How combining immunisation, handwashing and nutrition could help fight disease

A new partnership aims to improve the lives of Indonesian children through an integrated approach to health.

  • 10 February 2023
  • 4 min read
  • by Edward Brydon
Hand hygiene and nutrition have a vital role to play in improving children’s health. Credit: jacqueline macou from Pixabay
Hand hygiene and nutrition have a vital role to play in improving children’s health. Credit: jacqueline macou from Pixabay
 

 

As Fransisca Lambe was interviewing a family in South Kalimantan, Indonesia about their health, Ibu mertua, the grandmother, came into the room. "Look at my son, he never got any vaccines when he was a baby and he is perfectly healthy," she exclaimed. "Why would my grandson need a vaccine?"

Pneumonia and diarrhoea accounted for more than a quarter of deaths in children under one in Indonesia in 2021.

Lambe, who works for GroupM Indonesia, was doing research on health behaviours among families with young children, and the encounter encapsulates one of the barriers to reducing preventable diseases across the country – the lack of perceived need. But immunisation is only part of the equation – hand hygiene and nutrition also have a vital role to play in improving children's heal th.

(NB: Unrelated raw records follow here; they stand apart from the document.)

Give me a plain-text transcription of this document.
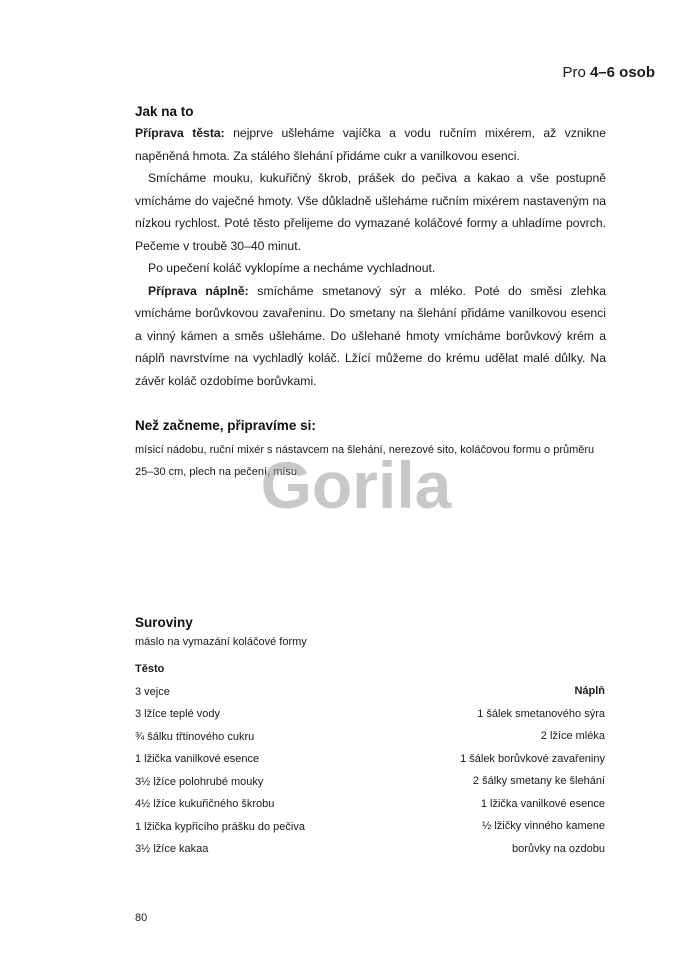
Pro 4–6 osob
Jak na to

Příprava těsta: nejprve ušleháme vajíčka a vodu ručním mixérem, až vznikne napěněná hmota. Za stálého šlehání přidáme cukr a vanilkovou esenci.

Smícháme mouku, kukuřičný škrob, prášek do pečiva a kakao a vše postupně vmícháme do vaječné hmoty. Vše důkladně ušleháme ručním mixérem nastaveným na nízkou rychlost. Poté těsto přelijeme do vymazané koláčové formy a uhladíme povrch. Pečeme v troubě 30–40 minut.

Po upečení koláč vyklopíme a necháme vychladnout.

Příprava náplně: smícháme smetanový sýr a mléko. Poté do směsi zlehka vmícháme borůvkovou zavařeninu. Do smetany na šlehání přidáme vanilkovou esenci a vinný kámen a směs ušleháme. Do ušlehané hmoty vmícháme borůvkový krém a náplň navrstvíme na vychladlý koláč. Lžící můžeme do krému udělat malé důlky. Na závěr koláč ozdobíme borůvkami.

Než začneme, připravíme si:
mísicí nádobu, ruční mixér s nástavcem na šlehání, nerezové sito, koláčovou formu o průměru 25–30 cm, plech na pečení, mísu
Gorila
Suroviny
máslo na vymazání koláčové formy
Těsto
3 vejce
3 lžíce teplé vody
¾ šálku třtinového cukru
1 lžička vanilkové esence
3½ lžíce polohrubé mouky
4½ lžíce kukuřičného škrobu
1 lžička kypřicího prášku do pečiva
3½ lžíce kakaa
Náplň
1 šálek smetanového sýra
2 lžíce mléka
1 šálek borůvkové zavařeniny
2 šálky smetany ke šlehání
1 lžička vanilkové esence
½ lžičky vinného kamene
borůvky na ozdobu
80
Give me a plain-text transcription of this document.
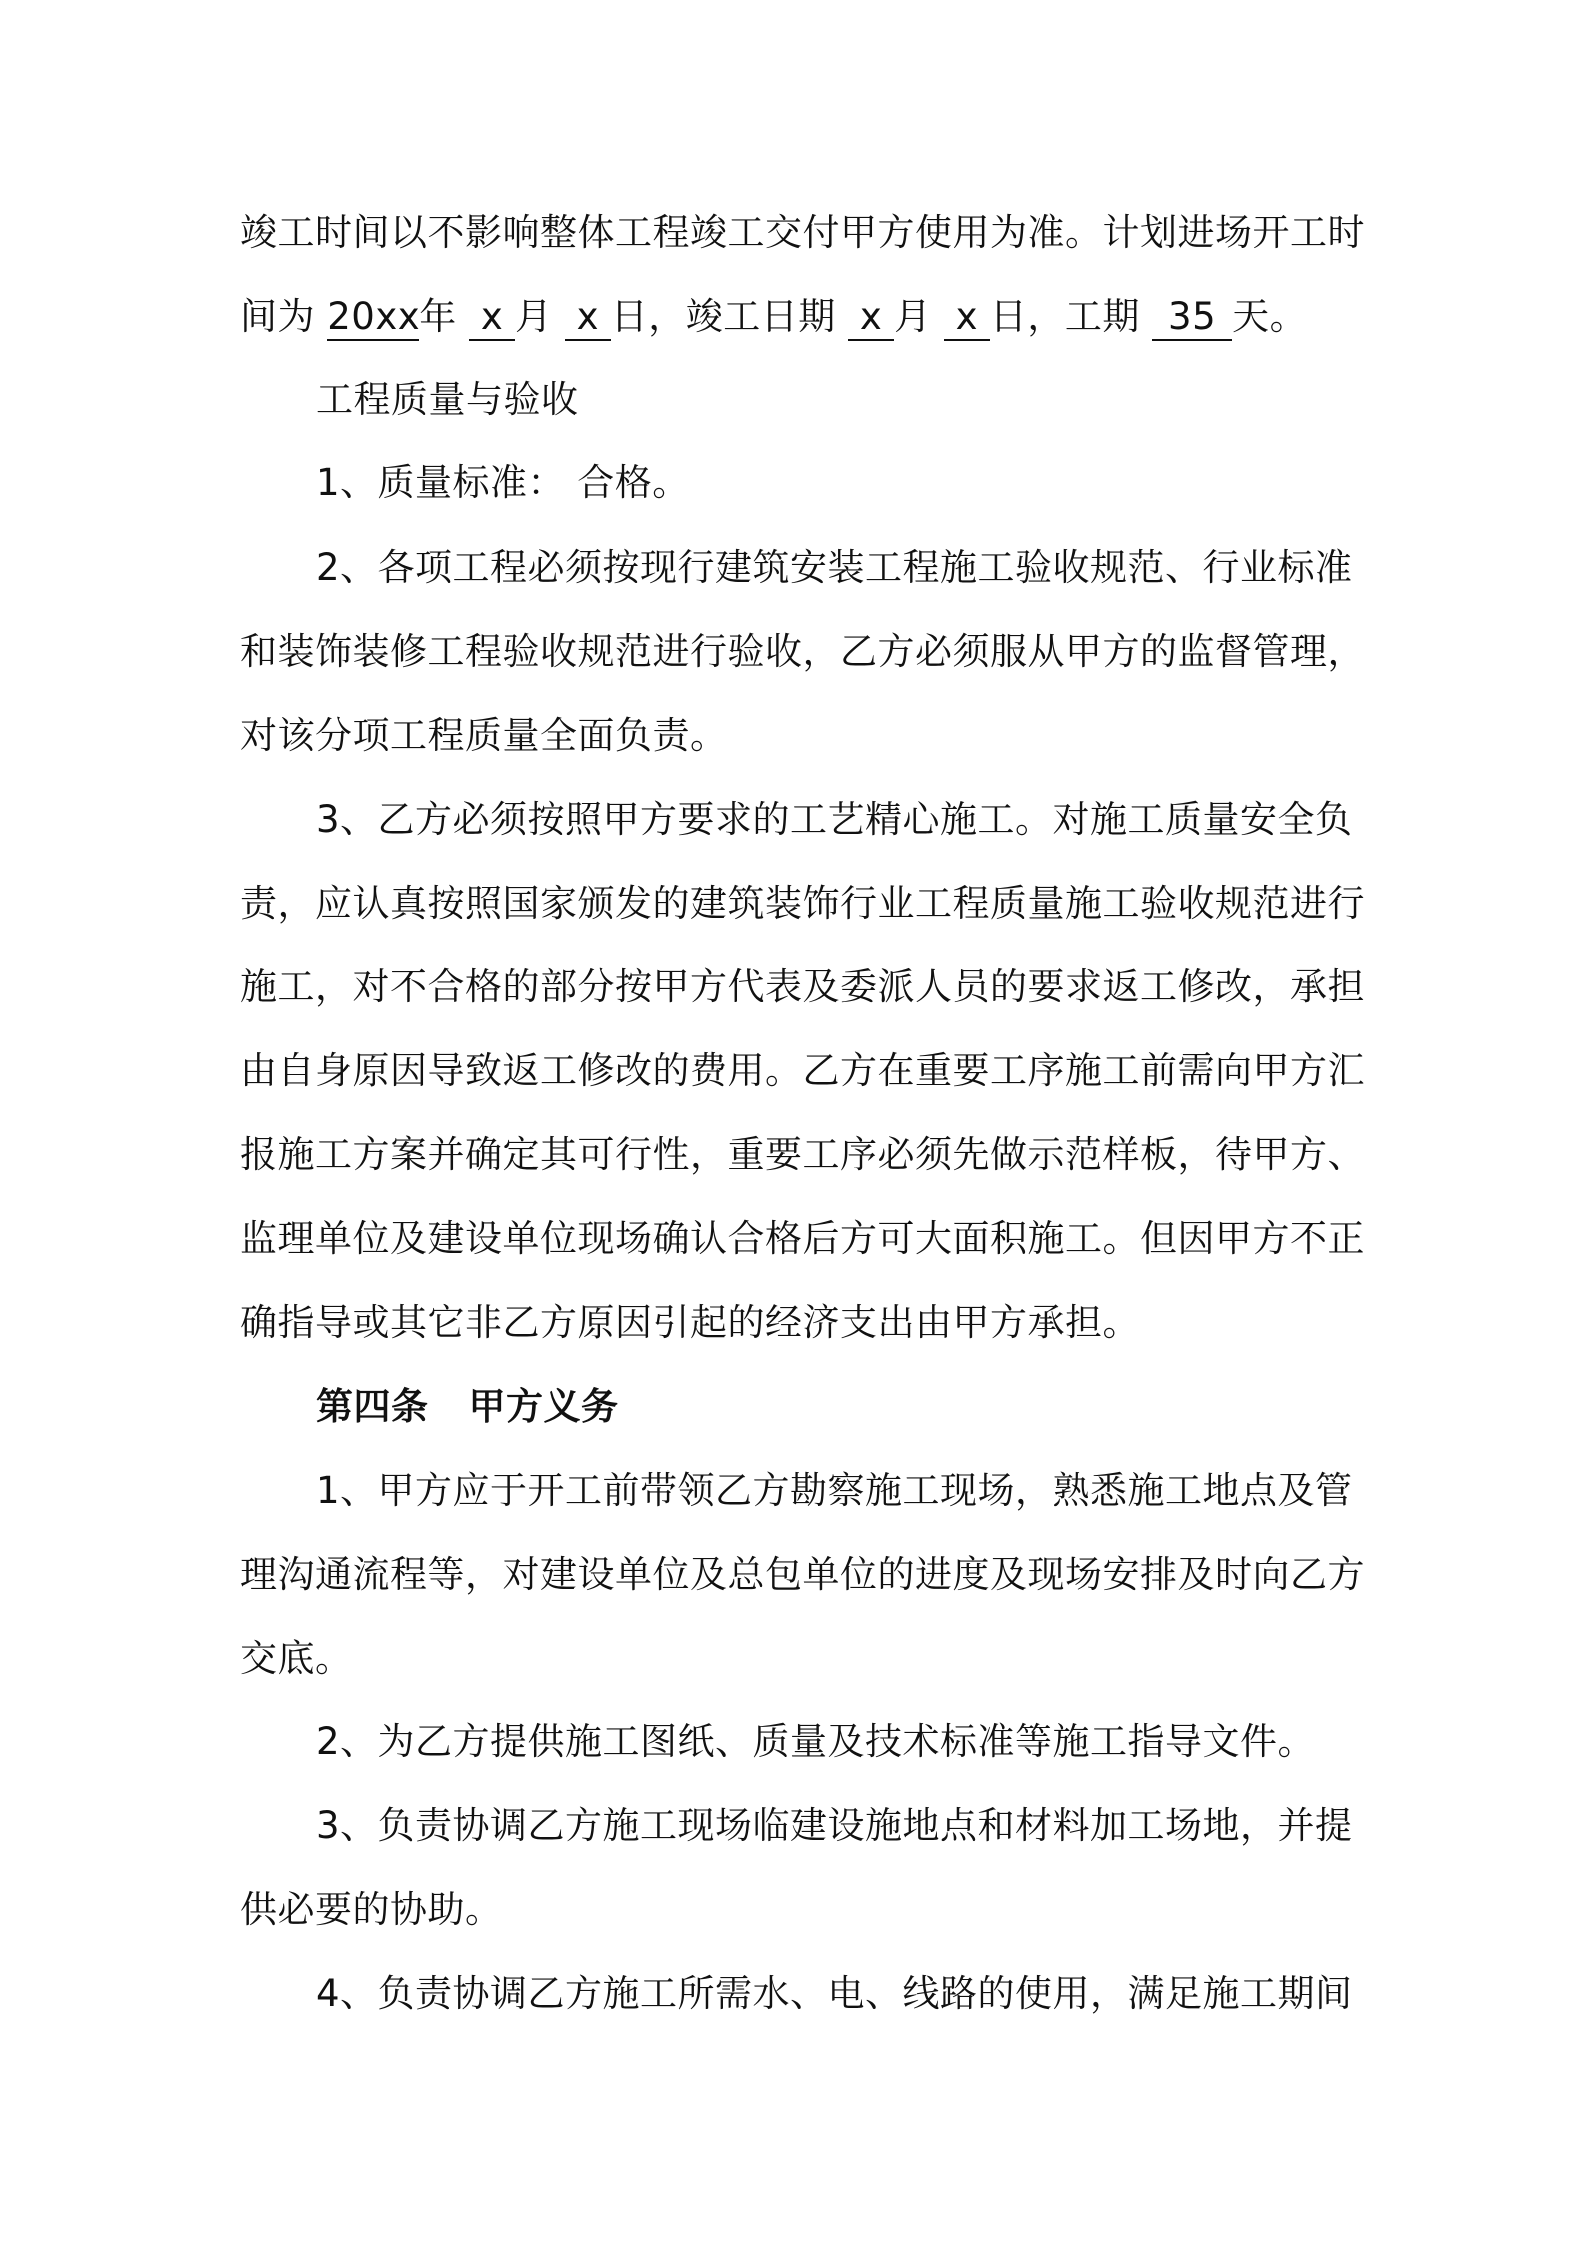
竣工时间以不影响整体工程竣工交付甲方使用为准。计划进场开工时
间为 20xx年 x 月 x 日，竣工日期 x 月 x 日，工期 35 天。
工程质量与验收
1、质量标准： 合格。
2、各项工程必须按现行建筑安装工程施工验收规范、行业标准
和装饰装修工程验收规范进行验收，乙方必须服从甲方的监督管理，
对该分项工程质量全面负责。
3、乙方必须按照甲方要求的工艺精心施工。对施工质量安全负
责，应认真按照国家颁发的建筑装饰行业工程质量施工验收规范进行
施工，对不合格的部分按甲方代表及委派人员的要求返工修改，承担
由自身原因导致返工修改的费用。乙方在重要工序施工前需向甲方汇
报施工方案并确定其可行性，重要工序必须先做示范样板，待甲方、
监理单位及建设单位现场确认合格后方可大面积施工。但因甲方不正
确指导或其它非乙方原因引起的经济支出由甲方承担。
第四条 甲方义务
1、甲方应于开工前带领乙方勘察施工现场，熟悉施工地点及管
理沟通流程等，对建设单位及总包单位的进度及现场安排及时向乙方
交底。
2、为乙方提供施工图纸、质量及技术标准等施工指导文件。
3、负责协调乙方施工现场临建设施地点和材料加工场地，并提
供必要的协助。
4、负责协调乙方施工所需水、电、线路的使用，满足施工期间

The relationship between handwashing, nutrition and immunisation

Of particular concern in Indonesia are pneumonia and diarrhoea, which accounted for more than a quarter of deaths in children under one in Indonesia in 2021.

Poor hygiene practices enable the transmission of these diseases, with one in five diarrhoeal deaths in low- and middle-income countries attributed to poor hand hygiene alone. But malnutrition, hygiene and health are more intertwined than that.

Bouts of diarrhoea weaken the body's ability to process and absorb food, leading to stunted growth. Stunting affects nearly 28% under five year-olds in Indonesia – approximately eight million children. Malnutrition also prevents children from developing a healthy immune system to fight disease, creating a vicious cycle.

But that cycle can be broken. Improving nutrition and hand hygiene, alongside vaccinations against viruses like rotavirus, could go a long way in protecting children under five from illnesses, malnutrition and premature death in Indonesia. This interconnected approach is the goal of a new partnership between Gavi, Unilever Lifebuoy and The Power of Nutrition.

Better together – an integrated approach to health

The partnership will adopt what the team learned from the Safal Shuruaat ('Successful Beginnings') programme in India, which promoted handwashing with soap and routine immunisation to families in Uttar Pradesh, India and increased vaccine uptake by involving fathers in the family health decisions.

The objective of this new phase will be to reach over a million children under five with an integrated campaign, starting with a pilot phase in West Java and South Kalimantan, two Indonesian provinces with high incidence of stunting, pneumonia and diarrhoea. Although vaccines, soap and clean water are available in these provinces, immunisation, handwashing and healthy eating have not become routine behaviours.

There are a number of cultural and societal reasons for this. Families are hierarchical, with the grandparents often setting the expectations for the family. As Lambe experienced during interviews, there are strongly held beliefs among older generations that vaccinations aren't necessary.

Conversations with families in these provinces also revealed a concern that side effects from vaccinations could give children a fever and make them cranky. This is certainly Susi's experience. As a midwife in Cinagara village, West Java, she's seen how apprehensive mothers can be about their children's reactions to vaccines.

While there are a number of barriers to adopting healthy behaviours, community interviews revealed a strong desire for children to succeed, something the programme will build on. "Every parent wants his or her child to be better than themselves – the study level, education level, health, or his or her fate," said one father in South Kalimantan.

Shifting parental perspectives and behaviour to benefit child health

The programme will involve a mixture of home visits, group sessions, community events, as well as digital prompts and reminders, working with key community figures like midwives, doctors, teachers and faith leaders. Each session will be tailored to show parents how simple health behaviours – like vaccination, handwashing and providing a healthy and diverse diet – can help their children succeed.

By adopting the behaviours reinforced by the programme, parents will be become "Keluaga SIGAP" which means a "ready family" in Bahasa Indonesian, to provide their child the best chance at a healthy life. As one mother in West Java said, "I wish for my child to have good growth and development. Health is the most important thing."